My posting of the YouTube video below showing a ToShinDo trained "ninja" winning an MMA bout in 26 short seconds seems to have set off some heated discussion. I was hoping to get more open discussion, but I forgot I was posting on the open web... If you haven't already checked out the video, and posted any thoughts, I'm still encouraging opinions.
Part of the reason we have such a heated discussion is that we're not all using the same definition of the term "martial arts." At first glance, it seems like a specific enough term, indicating any method of attack and defense.
But really, "martial arts" is one term that encompasses at least three related, but different activities:
- Reality Fighting: That is, techniques of movement meant to save your ass in life-threatening combat.
- Sport Martial Arts: Which runs the gamut from fitness/exercise to professional and competitive sports.
- Aesthetic Martial Arts: These are martial arts intended primarily for culture or entertainment, such as demonstration, dance, or even movie-making.
So without one, settled definition of "martial arts" it can be very difficult to discuss the topic across the internet.
One popular website demonstrates this problem. Their idea -- a paradigm, really -- of good martial arts is MMA competitive fighting. Based on what they've seen, they espouse the idea that this is the only way to be effective in martial arts. Why? Because two extremely fit, scary looking fighters get into a ring and connect with full force techniques that ultimately prove one man to be superior to the other. It sure looks like a real fight; and we're always told there are no rules. Except there are three very important rules:
- The fighters are matched for relative size, weight, and experience
- Neither intends to kill the other one, and both fighters know this.

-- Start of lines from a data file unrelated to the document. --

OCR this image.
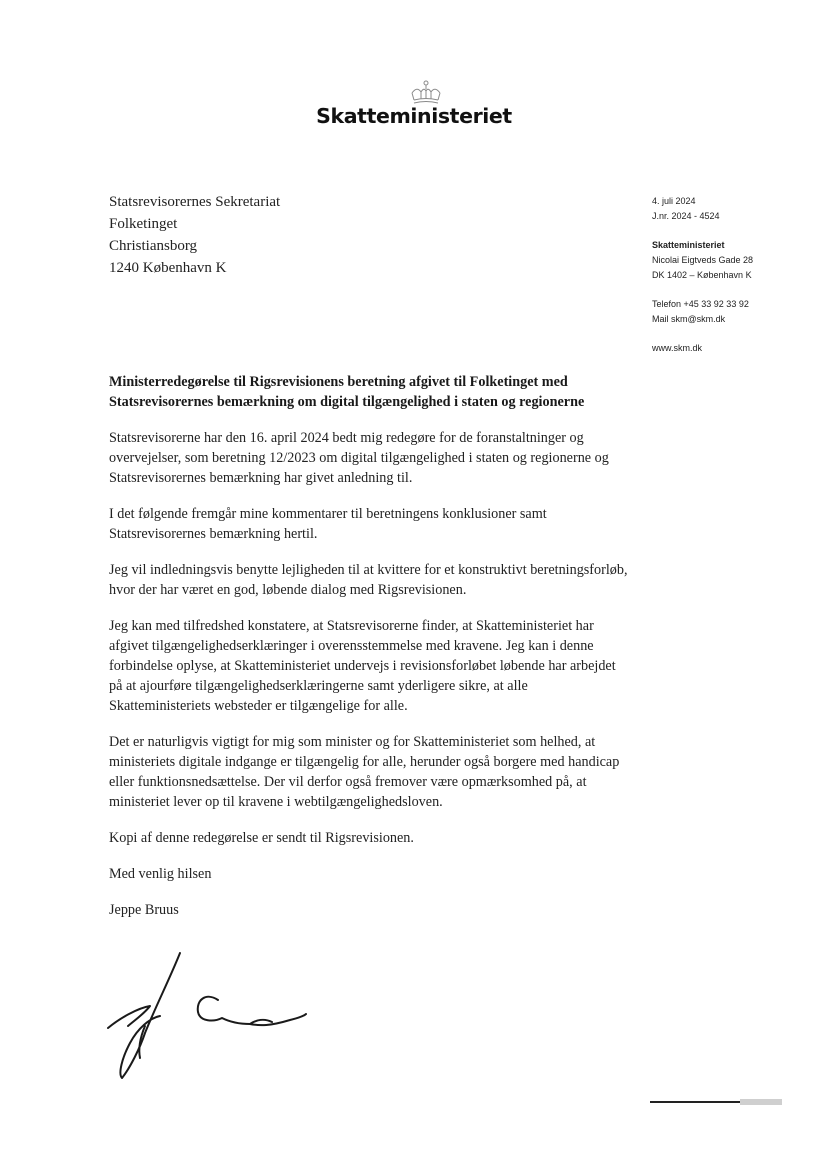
Skatteministeriet
Statsrevisorernes Sekretariat
Folketinget
Christiansborg
1240 København K
4. juli 2024
J.nr. 2024 - 4524
Skatteministeriet
Nicolai Eigtveds Gade 28
DK 1402 – København K
Telefon +45 33 92 33 92
Mail skm@skm.dk
www.skm.dk
Ministerredegørelse til Rigsrevisionens beretning afgivet til Folketinget med Statsrevisorernes bemærkning om digital tilgængelighed i staten og regionerne

Statsrevisorerne har den 16. april 2024 bedt mig redegøre for de foranstaltninger og overvejelser, som beretning 12/2023 om digital tilgængelighed i staten og regionerne og Statsrevisorernes bemærkning har givet anledning til.

I det følgende fremgår mine kommentarer til beretningens konklusioner samt Statsrevisorernes bemærkning hertil.

Jeg vil indledningsvis benytte lejligheden til at kvittere for et konstruktivt beretningsforløb, hvor der har været en god, løbende dialog med Rigsrevisionen.

Jeg kan med tilfredshed konstatere, at Statsrevisorerne finder, at Skatteministeriet har afgivet tilgængelighedserklæringer i overensstemmelse med kravene. Jeg kan i denne forbindelse oplyse, at Skatteministeriet undervejs i revisionsforløbet løbende har arbejdet på at ajourføre tilgængelighedserklæringerne samt yderligere sikre, at alle Skatteministeriets websteder er tilgængelige for alle.

Det er naturligvis vigtigt for mig som minister og for Skatteministeriet som helhed, at ministeriets digitale indgange er tilgængelig for alle, herunder også borgere med handicap eller funktionsnedsættelse. Der vil derfor også fremover være opmærksomhed på, at ministeriet lever op til kravene i webtilgængelighedsloven.

Kopi af denne redegørelse er sendt til Rigsrevisionen.

Med venlig hilsen

Jeppe Bruus
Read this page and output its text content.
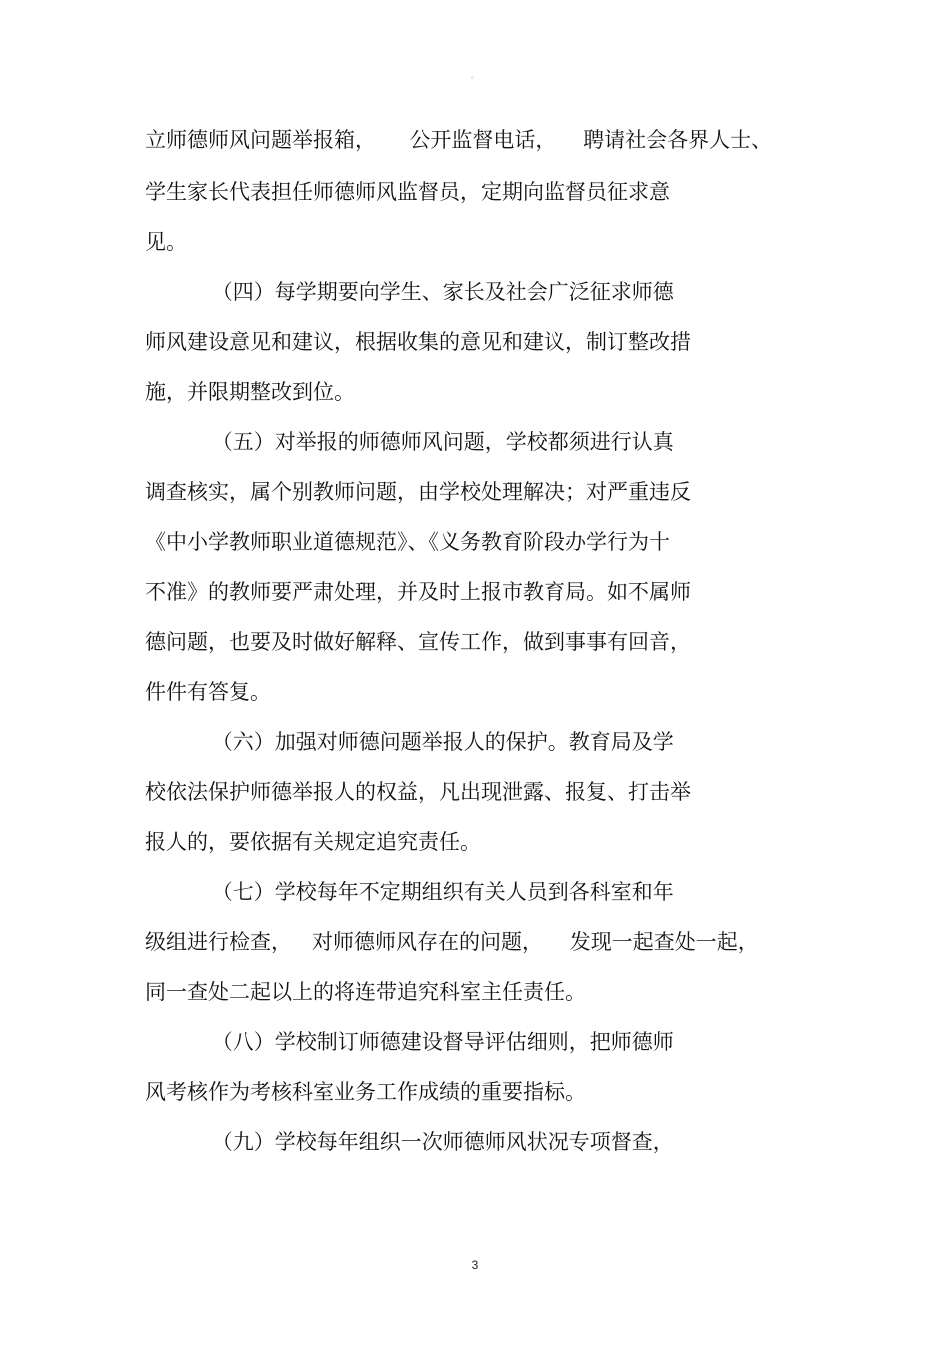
。
立师德师风问题举报箱，     公开监督电话，    聘请社会各界人士、
学生家长代表担任师德师风监督员，定期向监督员征求意
见。
（四）每学期要向学生、家长及社会广泛征求师德
师风建设意见和建议，根据收集的意见和建议，制订整改措
施，并限期整改到位。
（五）对举报的师德师风问题，学校都须进行认真
调查核实，属个别教师问题，由学校处理解决；对严重违反
《中小学教师职业道德规范》、《义务教育阶段办学行为十
不准》的教师要严肃处理，并及时上报市教育局。如不属师
德问题，也要及时做好解释、宣传工作，做到事事有回音，
件件有答复。
（六）加强对师德问题举报人的保护。教育局及学
校依法保护师德举报人的权益，凡出现泄露、报复、打击举
报人的，要依据有关规定追究责任。
（七）学校每年不定期组织有关人员到各科室和年
级组进行检查，   对师德师风存在的问题，    发现一起查处一起，
同一查处二起以上的将连带追究科室主任责任。
（八）学校制订师德建设督导评估细则，把师德师
风考核作为考核科室业务工作成绩的重要指标。
（九）学校每年组织一次师德师风状况专项督查，
3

- Most importantly, there are no weapons involved.
Yet this ignores the good work many "McDojos" do at keeping responsible, happy, fit students. They provide an outlet for stress and aggression, and also an opportunity to connect with a cultural tradition. Statistically speaking, most of these students are not going to end up in a fierce close quarters battle with a mugger or terrorist, and few will be foolish enough to choose to enter a competitive match -- at least not without increasing the intensity of their training. The most dangerous enemy they will face on a regular basis is themselves, and if they are good students, they will be equipped to meet that challenge.
I've been involved in martial arts for many years now, and I've been part of just about every approach to training you can think of. I haven't found it to be one size fits all because the reasons for getting involved are as many as their are students. I do think it is dangerous for any practitioner to fail to understand this spectrum of training. It can be very dangerous to think of yourself as a hard core warrior if your monthly session is Tai Chi at the Senior Center. But it is equally dangerous to think that you can take your MCMAP instructor's certificate and open a children's program when you leave the service -- you're not doing your wallet or your students any favors on that one.
Lastly, I've found that the key to a sustainable martial arts involvement, and the key to more advanced levels, is to embrace the spectrum and understand the importance of the different levels. The most common problem is to concentrate on the aesthetic and intellectual aspects and forget the martial in martial arts. I'm working on a post that will return to this point in the near future.